If the screaming toddler doesn’t kill you, the judgment you face while attempting to calm that toddler will certainly twist the knife. “I used to be a server, and I used to complain with a lot of other servers about people’s kids,” Clint tells Scary Mommy. “Now I’m on the other end of that equation and I want to have a conversation with my former self about the realities of parenting.”

We’ve all had that karma return, haven’t we? Our parenting is top-notch before we actually have kids. We have all the answers.

“She’s two and it’s going to take years to teach her how to act appropriately in public, and the only way I am ever going to teach that is to take her out and show her what’s right and wrong. By saying no a million times, letting her throw a fit, and telling her no again,” he writes. And it’s true. How can our kids learn how to behave in a public setting if we don’t give them the opportunity to get used to it? There are some people who would love it if families were shut-ins until their kids reached a certain age — but too bad. That’s not how any of this works.

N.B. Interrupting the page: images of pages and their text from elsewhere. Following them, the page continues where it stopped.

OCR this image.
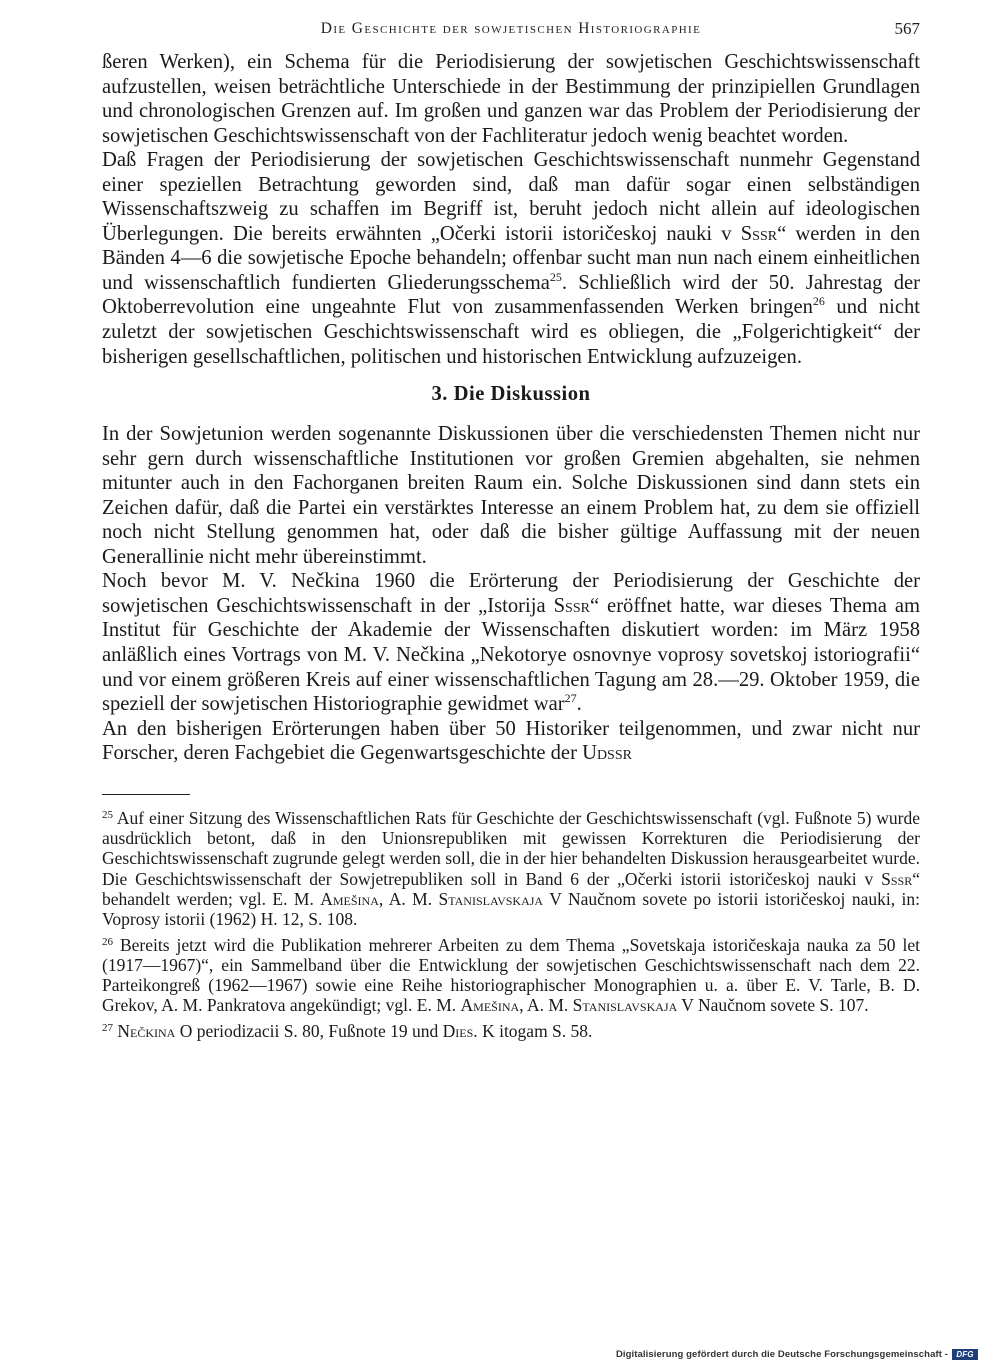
Die Geschichte der sowjetischen Historiographie	567

ßeren Werken), ein Schema für die Periodisierung der sowjetischen Geschichtswissenschaft aufzustellen, weisen beträchtliche Unterschiede in der Bestimmung der prinzipiellen Grundlagen und chronologischen Grenzen auf. Im großen und ganzen war das Problem der Periodisierung der sowjetischen Geschichtswissenschaft von der Fachliteratur jedoch wenig beachtet worden.

Daß Fragen der Periodisierung der sowjetischen Geschichtswissenschaft nunmehr Gegenstand einer speziellen Betrachtung geworden sind, daß man dafür sogar einen selbständigen Wissenschaftszweig zu schaffen im Begriff ist, beruht jedoch nicht allein auf ideologischen Überlegungen. Die bereits erwähnten „Očerki istorii istoričeskoj nauki v Sssr“ werden in den Bänden 4—6 die sowjetische Epoche behandeln; offenbar sucht man nun nach einem einheitlichen und wissenschaftlich fundierten Gliederungsschema$^{25}$. Schließlich wird der 50. Jahrestag der Oktoberrevolution eine ungeahnte Flut von zusammenfassenden Werken bringen$^{26}$ und nicht zuletzt der sowjetischen Geschichtswissenschaft wird es obliegen, die „Folgerichtigkeit“ der bisherigen gesellschaftlichen, politischen und historischen Entwicklung aufzuzeigen.

3. Die Diskussion

In der Sowjetunion werden sogenannte Diskussionen über die verschiedensten Themen nicht nur sehr gern durch wissenschaftliche Institutionen vor großen Gremien abgehalten, sie nehmen mitunter auch in den Fachorganen breiten Raum ein. Solche Diskussionen sind dann stets ein Zeichen dafür, daß die Partei ein verstärktes Interesse an einem Problem hat, zu dem sie offiziell noch nicht Stellung genommen hat, oder daß die bisher gültige Auffassung mit der neuen Generallinie nicht mehr übereinstimmt.

Noch bevor M. V. Nečkina 1960 die Erörterung der Periodisierung der Geschichte der sowjetischen Geschichtswissenschaft in der „Istorija Sssr“ eröffnet hatte, war dieses Thema am Institut für Geschichte der Akademie der Wissenschaften diskutiert worden: im März 1958 anläßlich eines Vortrags von M. V. Nečkina „Nekotorye osnovnye voprosy sovetskoj istoriografii“ und vor einem größeren Kreis auf einer wissenschaftlichen Tagung am 28.—29. Oktober 1959, die speziell der sowjetischen Historiographie gewidmet war$^{27}$.

An den bisherigen Erörterungen haben über 50 Historiker teilgenommen, und zwar nicht nur Forscher, deren Fachgebiet die Gegenwartsgeschichte der Udssr

$^{25}$ Auf einer Sitzung des Wissenschaftlichen Rats für Geschichte der Geschichtswissenschaft (vgl. Fußnote 5) wurde ausdrücklich betont, daß in den Unionsrepubliken mit gewissen Korrekturen die Periodisierung der Geschichtswissenschaft zugrunde gelegt werden soll, die in der hier behandelten Diskussion herausgearbeitet wurde. Die Geschichtswissenschaft der Sowjetrepubliken soll in Band 6 der „Očerki istorii istoričeskoj nauki v Sssr“ behandelt werden; vgl. E. M. Amešina, A. M. Stanislavskaja V Naučnom sovete po istorii istoričeskoj nauki, in: Voprosy istorii (1962) H. 12, S. 108.

$^{26}$ Bereits jetzt wird die Publikation mehrerer Arbeiten zu dem Thema „Sovetskaja istoričeskaja nauka za 50 let (1917—1967)“, ein Sammelband über die Entwicklung der sowjetischen Geschichtswissenschaft nach dem 22. Parteikongreß (1962—1967) sowie eine Reihe historiographischer Monographien u. a. über E. V. Tarle, B. D. Grekov, A. M. Pankratova angekündigt; vgl. E. M. Amešina, A. M. Stanislavskaja V Naučnom sovete S. 107.

$^{27}$ Nečkina O periodizacii S. 80, Fußnote 19 und Dies. K itogam S. 58.

Digitalisierung gefördert durch die Deutsche Forschungsgemeinschaft -	DFG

“No no one said anything. It was just a general feeling,” Clint tells Scary Mommy. “The kind of feeling you get whenever you drag a fit-throwing child out of a restaurant. Lots of dirty looks. Sadly most parents know this feeling.”

Yes, we do.

“I get it. Kids are irritating when they are loud in a restaurant. I know. I’m living it,” Clint writes. “But before you get angry and judgmental, realize that what you are witnessing is not bad parenting, but rather, parents working hard to fix the situation.”

“You are looking at what it takes to turn a child into a person.”